Figure 5.

Mutation-based analysis of the DnaA box within ori2. (A–C) Ori2-based minichromosomes with different mutations at the DnaA box were tested for their ability to replicate by transformation into E. coli (XL1-Blue) or DH5αλpir. The latter was used as a control because all replicons carry an oriR6K which allows replication in strains encoding the initiator Pir.
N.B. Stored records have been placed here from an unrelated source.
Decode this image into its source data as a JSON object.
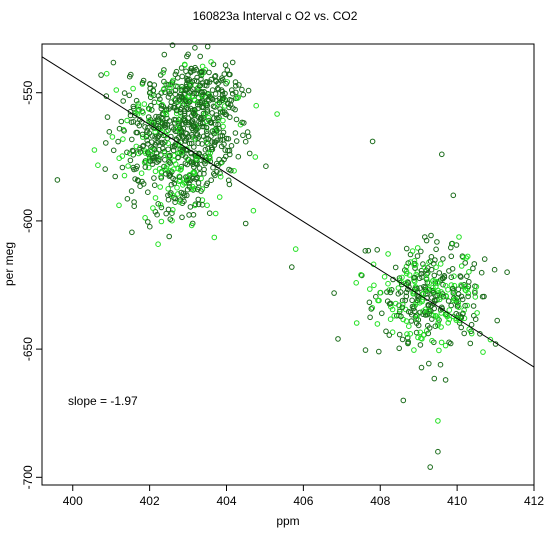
{
  "chart_data": {
    "type": "scatter",
    "title": "160823a   Interval c O2 vs. CO2",
    "xlabel": "ppm",
    "ylabel": "per meg",
    "xlim": [
      399.2,
      412.0
    ],
    "ylim": [
      -703,
      -531
    ],
    "xticks": [
      400,
      402,
      404,
      406,
      408,
      410,
      412
    ],
    "yticks": [
      -700,
      -650,
      -600,
      -550
    ],
    "grid": false,
    "annotation": "slope =  -1.97",
    "fit_line": {
      "x": [
        399.2,
        412.0
      ],
      "y": [
        -536.0,
        -657.0
      ]
    },
    "colors": {
      "series_a": "#1a6b1a",
      "series_b": "#22e022",
      "axis": "#000000"
    },
    "clusters": [
      {
        "cx": 402.7,
        "cy": -569,
        "sx": 0.75,
        "sy": 14,
        "n": 700,
        "fill_share": 0.25
      },
      {
        "cx": 403.4,
        "cy": -552,
        "sx": 0.5,
        "sy": 6,
        "n": 160,
        "fill_share": 0.15
      },
      {
        "cx": 409.2,
        "cy": -630,
        "sx": 0.75,
        "sy": 10,
        "n": 380,
        "fill_share": 0.45
      }
    ],
    "points": [
      {
        "x": 399.6,
        "y": -584,
        "series": "a"
      },
      {
        "x": 405.7,
        "y": -618,
        "series": "a"
      },
      {
        "x": 407.8,
        "y": -569,
        "series": "a"
      },
      {
        "x": 408.6,
        "y": -670,
        "series": "a"
      },
      {
        "x": 409.5,
        "y": -678,
        "series": "b"
      },
      {
        "x": 409.5,
        "y": -690,
        "series": "a"
      },
      {
        "x": 409.3,
        "y": -696,
        "series": "a"
      },
      {
        "x": 409.7,
        "y": -662,
        "series": "a"
      },
      {
        "x": 409.6,
        "y": -574,
        "series": "a"
      },
      {
        "x": 409.9,
        "y": -590,
        "series": "a"
      },
      {
        "x": 403.0,
        "y": -535,
        "series": "a"
      },
      {
        "x": 403.6,
        "y": -538,
        "series": "b"
      },
      {
        "x": 404.5,
        "y": -601,
        "series": "a"
      },
      {
        "x": 404.7,
        "y": -596,
        "series": "b"
      },
      {
        "x": 411.3,
        "y": -620,
        "series": "a"
      },
      {
        "x": 411.0,
        "y": -648,
        "series": "a"
      },
      {
        "x": 406.9,
        "y": -646,
        "series": "a"
      },
      {
        "x": 407.5,
        "y": -621,
        "series": "b"
      },
      {
        "x": 405.8,
        "y": -611,
        "series": "b"
      },
      {
        "x": 410.1,
        "y": -625,
        "series": "b"
      }
    ]
  }
}
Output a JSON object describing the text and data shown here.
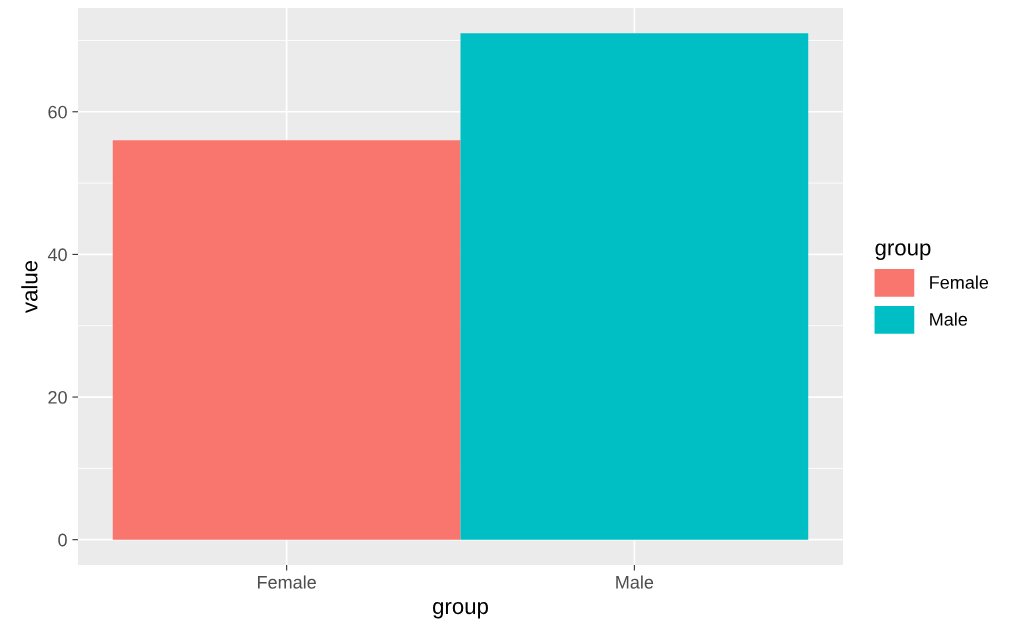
{
  "chart_data": {
    "type": "bar",
    "xlabel": "group",
    "ylabel": "value",
    "legend_title": "group",
    "categories": [
      "Female",
      "Male"
    ],
    "series": [
      {
        "name": "Female",
        "color": "#f8766d",
        "values": [
          56,
          null
        ]
      },
      {
        "name": "Male",
        "color": "#00bfc4",
        "values": [
          null,
          71
        ]
      }
    ],
    "ylim": [
      -3.55,
      74.55
    ],
    "yticks": [
      0,
      20,
      40,
      60
    ],
    "grid": true,
    "legend": "right"
  }
}
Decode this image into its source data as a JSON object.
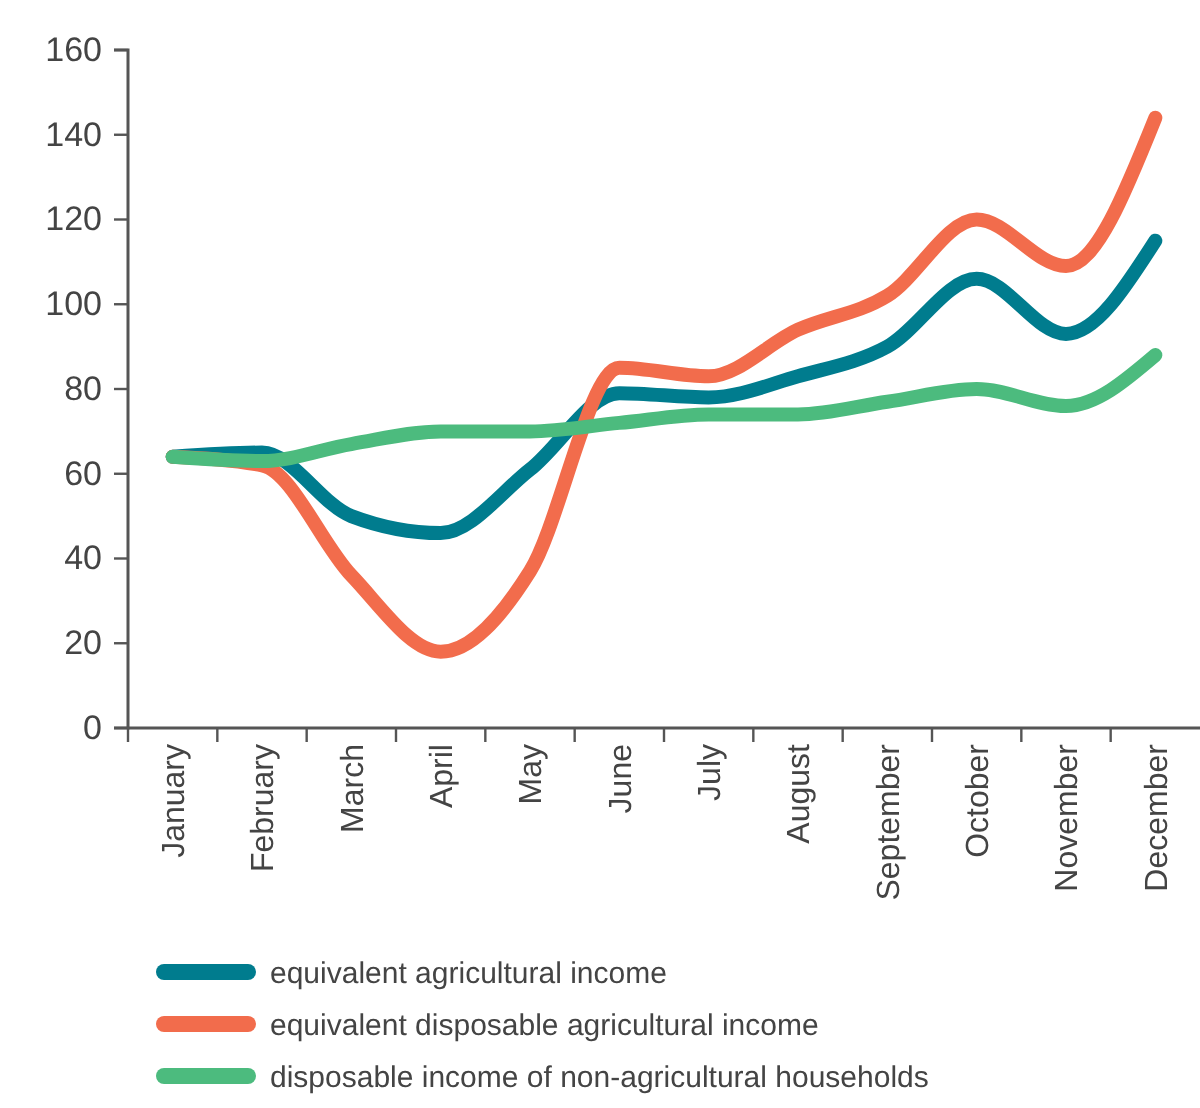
{
  "chart_data": {
    "type": "line",
    "categories": [
      "January",
      "February",
      "March",
      "April",
      "May",
      "June",
      "July",
      "August",
      "September",
      "October",
      "November",
      "December"
    ],
    "series": [
      {
        "name": "equivalent agricultural income",
        "color": "#007c8e",
        "values": [
          64,
          65,
          50,
          46,
          61,
          79,
          78,
          83,
          90,
          106,
          93,
          115
        ]
      },
      {
        "name": "equivalent disposable agricultural income",
        "color": "#f26c4c",
        "values": [
          64,
          62,
          36,
          18,
          37,
          85,
          83,
          94,
          102,
          120,
          109,
          144
        ]
      },
      {
        "name": "disposable income of non-agricultural households",
        "color": "#4cbb7e",
        "values": [
          64,
          63,
          67,
          70,
          70,
          72,
          74,
          74,
          77,
          80,
          76,
          88
        ]
      }
    ],
    "ylim": [
      0,
      160
    ],
    "yticks": [
      0,
      20,
      40,
      60,
      80,
      100,
      120,
      140,
      160
    ],
    "legend": "bottom"
  }
}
Values are ratios between respective colony numbers of three biological replicates with the indicated standard deviations. Relevant sequences are shown in (D) for DnaA boxes wt (pMA87), scrambled (pMA108), inverted (pMA109), deleted (pMA110), a weak DnaA box R3 (pMA111), a medium-strength DnaA box R2 (pMA112), a 5 bp insertion to the left of the DnaA box (pMA115) or the right (pMA114) or a 5 bp deletion to the left (pMA113) or right (pMA116) as indicated. (E) Sequences found by transformation of an assembled ori2-minichromosome with a mix of sequence combinations at positions 2–5 as indicated by “N” in the Primer sequence. DnaA-box sequences from oriC in E. coli are shown for comparison (wt, R2, R3). Six sequences found in the screen are shown with the nucleotides differing from the consensus DnaA box shaded in grey.